Fernreise:In vier Jahren nach Tibet

Fernreise: Auf seiner Reise hat Stephan Meurisch als Deutsch- und Englischlehrer gearbeitet.

Auf seiner Reise hat Stephan Meurisch als Deutsch- und Englischlehrer gearbeitet.

(Foto: Marco Einfeldt)

Stephan Meurisch aus Haag in Oberbayern ist ohne Geld zu Fuß nach Tibet gegangen. 13 Länder und zwei Kontinente hat er durchquert - und vor allem Gastfreundlichkeit erlebt.

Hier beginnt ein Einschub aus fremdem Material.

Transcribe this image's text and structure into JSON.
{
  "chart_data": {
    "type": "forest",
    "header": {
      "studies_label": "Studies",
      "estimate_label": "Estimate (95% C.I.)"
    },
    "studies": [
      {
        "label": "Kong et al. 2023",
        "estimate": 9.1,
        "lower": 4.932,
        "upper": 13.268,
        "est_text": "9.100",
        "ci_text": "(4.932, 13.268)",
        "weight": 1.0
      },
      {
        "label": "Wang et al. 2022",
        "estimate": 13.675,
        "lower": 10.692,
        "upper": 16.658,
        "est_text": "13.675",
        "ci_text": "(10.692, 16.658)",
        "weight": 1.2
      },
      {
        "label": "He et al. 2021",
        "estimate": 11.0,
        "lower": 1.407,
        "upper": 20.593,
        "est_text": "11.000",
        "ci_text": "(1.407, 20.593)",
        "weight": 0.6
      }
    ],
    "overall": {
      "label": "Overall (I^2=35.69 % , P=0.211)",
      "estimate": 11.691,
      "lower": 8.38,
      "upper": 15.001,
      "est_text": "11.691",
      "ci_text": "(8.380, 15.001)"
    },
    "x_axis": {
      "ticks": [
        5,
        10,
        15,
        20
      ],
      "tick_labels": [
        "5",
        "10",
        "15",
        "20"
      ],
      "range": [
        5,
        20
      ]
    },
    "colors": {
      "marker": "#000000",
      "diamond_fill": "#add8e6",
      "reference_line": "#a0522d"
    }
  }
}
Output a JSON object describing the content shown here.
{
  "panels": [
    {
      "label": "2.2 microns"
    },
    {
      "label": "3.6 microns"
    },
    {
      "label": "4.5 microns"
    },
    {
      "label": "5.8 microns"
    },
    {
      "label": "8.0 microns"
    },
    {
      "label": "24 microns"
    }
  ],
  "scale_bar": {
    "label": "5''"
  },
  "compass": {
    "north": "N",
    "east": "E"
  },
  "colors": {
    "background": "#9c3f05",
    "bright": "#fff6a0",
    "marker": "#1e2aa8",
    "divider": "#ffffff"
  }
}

Von Katharina Aurich, Haag/Inkofen

Vier Jahre lang, von 2012 bis 2016, ist Stephan Meurisch aus Haag immer Richtung Osten durch 13 Länder und zwei Kontinente bis nach Tibet gewandert. Der heute 36-Jährige startete ohne Geld, musste aber nur acht Mal sein Zelt aufbauen, denn wo er auch hinkam, luden ihn freundliche Menschen in ihr Haus ein. Eigentlich hatte er nur zwei Jahre für seine ungewöhnliche Reise eingeplant, aber er machte viele Umwege und blieb manchmal Monate in einem Land, um als Deutsch- und Englischlehrer zu arbeiten.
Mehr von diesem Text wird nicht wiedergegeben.